Perdebatan ini seharusnya tidak berhenti pada siapa yang benar dan salah, tapi pada bagaimana kita bisa membangun budaya sopan dan berdaya secara bersamaan. Minta makanan tambahan bukanlah kejahatan. Justru, selama dilakukan dengan sopan dan tanpa paksaan, itu bisa menjadi bentuk aksi sadar lingkungan. Daripada membuang nasi, daging, dan roti ke tong sampah, kenapa tidak memberikannya kepada penumpang yang masih lapar?
Mencontoh Luar Negeri
Di negara-negara Eropa dan Amerika Utara, kesadaran akan food waste telah melahirkan berbagai inovasi. Aplikasi seperti Too Good To Go memungkinkan masyarakat membeli makanan mendekati masa kedaluwarsa dari toko, restoran, hingga hotel dengan harga lebih murah. Tujuannya bukan sekadar hemat, tapi mengurangi limbah makanan dan jejak karbon.
Bayangkan jika mentalitas seperti ini ditanamkan secara luas, bukan hanya di darat, tapi juga di udara. Maskapai penerbangan bisa mulai mempertimbangkan sistem distribusi makanan sisa secara bijak, bukan langsung buang. Dan penumpang yang sadar akan isu ini seharusnya mendapat apresiasi, bukan cibiran.
Saat “Malu” Menghalangi Aksi Baik
Dari perdebatan ini, kita melihat bagaimana rasa malu yang salah tempat bisa membuat kita tertinggal jauh dari solusi konkret yang sudah dijalankan di luar negeri. Di era krisis iklim dan kelaparan global, menghindari food waste seharusnya jadi kebiasaan, bukan sesuatu yang dipermalukan. Meminta makanan tambahan di pesawat, selama dilakukan dengan empati dan etika, bukan hanya soal kenyang, tapi juga soal menghargai sumber daya. Jika kita menahan diri dari tindakan baik seperti mencegah pemborosan makanan hanya karena takut dinilai “kurang ajar,” bukankah kita sedang mempertahankan bentuk kesopanan yang justru menghambat kemajuan?
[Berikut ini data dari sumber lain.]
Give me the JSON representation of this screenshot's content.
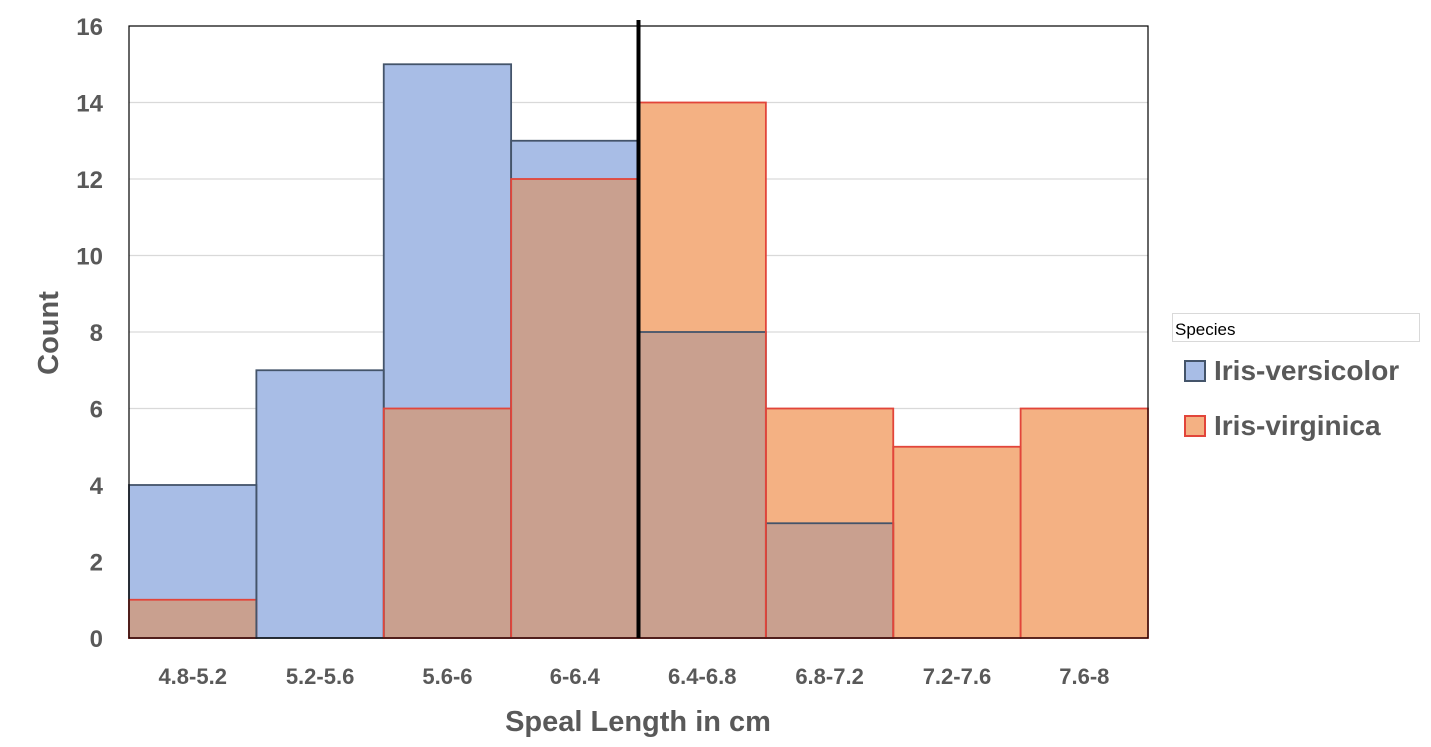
{
  "chart_data": {
    "type": "bar",
    "title": "",
    "xlabel": "Speal Length in cm",
    "ylabel": "Count",
    "ylim": [
      0,
      16
    ],
    "yticks": [
      0,
      2,
      4,
      6,
      8,
      10,
      12,
      14,
      16
    ],
    "grid": true,
    "categories": [
      "4.8-5.2",
      "5.2-5.6",
      "5.6-6",
      "6-6.4",
      "6.4-6.8",
      "6.8-7.2",
      "7.2-7.6",
      "7.6-8"
    ],
    "series": [
      {
        "name": "Iris-versicolor",
        "values": [
          4,
          7,
          15,
          13,
          8,
          3,
          0,
          0
        ],
        "fill": "#a8bde6",
        "stroke": "#44546a"
      },
      {
        "name": "Iris-virginica",
        "values": [
          1,
          0,
          6,
          12,
          14,
          6,
          5,
          6
        ],
        "fill": "#f4b183",
        "stroke": "#e2453a"
      }
    ],
    "overlap_fill": "#c9a08f",
    "legend": {
      "title": "Species",
      "position": "right"
    },
    "marker_line_at_boundary": "6.4"
  }
}
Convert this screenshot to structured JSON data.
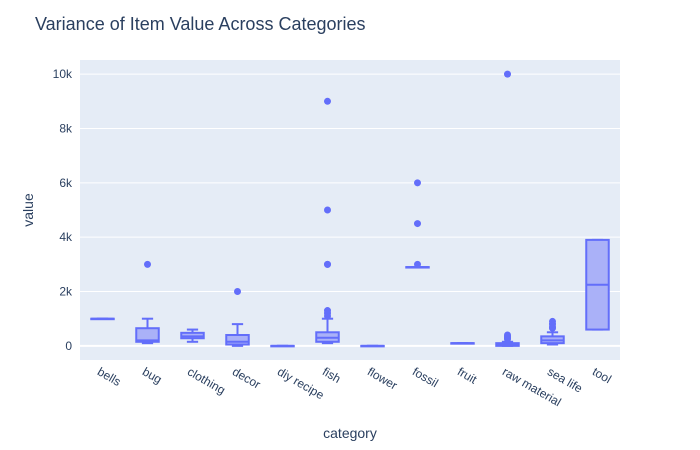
{
  "chart_data": {
    "type": "box",
    "title": "Variance of Item Value Across Categories",
    "xlabel": "category",
    "ylabel": "value",
    "ylim": [
      -520,
      10520
    ],
    "y_ticks": [
      0,
      2000,
      4000,
      6000,
      8000,
      10000
    ],
    "y_tick_labels": [
      "0",
      "2k",
      "4k",
      "6k",
      "8k",
      "10k"
    ],
    "grid": true,
    "colors": {
      "plot_bg": "#E5ECF6",
      "grid": "#ffffff",
      "box_line": "#636EFA",
      "box_fill": "#AAB1F8",
      "text": "#2a3f5f"
    },
    "categories": [
      "bells",
      "bug",
      "clothing",
      "decor",
      "diy recipe",
      "fish",
      "flower",
      "fossil",
      "fruit",
      "raw material",
      "sea life",
      "tool"
    ],
    "boxes": [
      {
        "category": "bells",
        "min": 1000,
        "q1": 1000,
        "median": 1000,
        "q3": 1000,
        "max": 1000,
        "outliers": []
      },
      {
        "category": "bug",
        "min": 100,
        "q1": 150,
        "median": 200,
        "q3": 650,
        "max": 1000,
        "outliers": [
          3000
        ]
      },
      {
        "category": "clothing",
        "min": 150,
        "q1": 280,
        "median": 350,
        "q3": 480,
        "max": 600,
        "outliers": []
      },
      {
        "category": "decor",
        "min": 0,
        "q1": 50,
        "median": 150,
        "q3": 400,
        "max": 800,
        "outliers": [
          2000
        ]
      },
      {
        "category": "diy recipe",
        "min": 0,
        "q1": 0,
        "median": 0,
        "q3": 0,
        "max": 0,
        "outliers": []
      },
      {
        "category": "fish",
        "min": 100,
        "q1": 150,
        "median": 300,
        "q3": 500,
        "max": 1000,
        "outliers": [
          1100,
          1200,
          1300,
          3000,
          3000,
          5000,
          9000
        ]
      },
      {
        "category": "flower",
        "min": 0,
        "q1": 0,
        "median": 0,
        "q3": 0,
        "max": 0,
        "outliers": []
      },
      {
        "category": "fossil",
        "min": 2900,
        "q1": 2900,
        "median": 2900,
        "q3": 2900,
        "max": 2900,
        "outliers": [
          3000,
          4500,
          6000
        ]
      },
      {
        "category": "fruit",
        "min": 100,
        "q1": 100,
        "median": 100,
        "q3": 100,
        "max": 100,
        "outliers": []
      },
      {
        "category": "raw material",
        "min": 0,
        "q1": 0,
        "median": 50,
        "q3": 100,
        "max": 150,
        "outliers": [
          250,
          300,
          350,
          400,
          10000
        ]
      },
      {
        "category": "sea life",
        "min": 50,
        "q1": 100,
        "median": 200,
        "q3": 350,
        "max": 500,
        "outliers": [
          650,
          700,
          800,
          900
        ]
      },
      {
        "category": "tool",
        "min": 600,
        "q1": 600,
        "median": 2250,
        "q3": 3900,
        "max": 3900,
        "outliers": []
      }
    ]
  }
}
Budaya sopan santun itu penting, tetapi tidak boleh mengorbankan keberanian untuk peduli. Sudah saatnya kita membuang rasa malu yang keliru dan menggantinya dengan keberanian untuk bersikap bijak. Karena menyelamatkan makanan dari sampah bukan hanya tindakan cerdas, tapi juga sebuah langkah kecil menuju dunia yang lebih adil.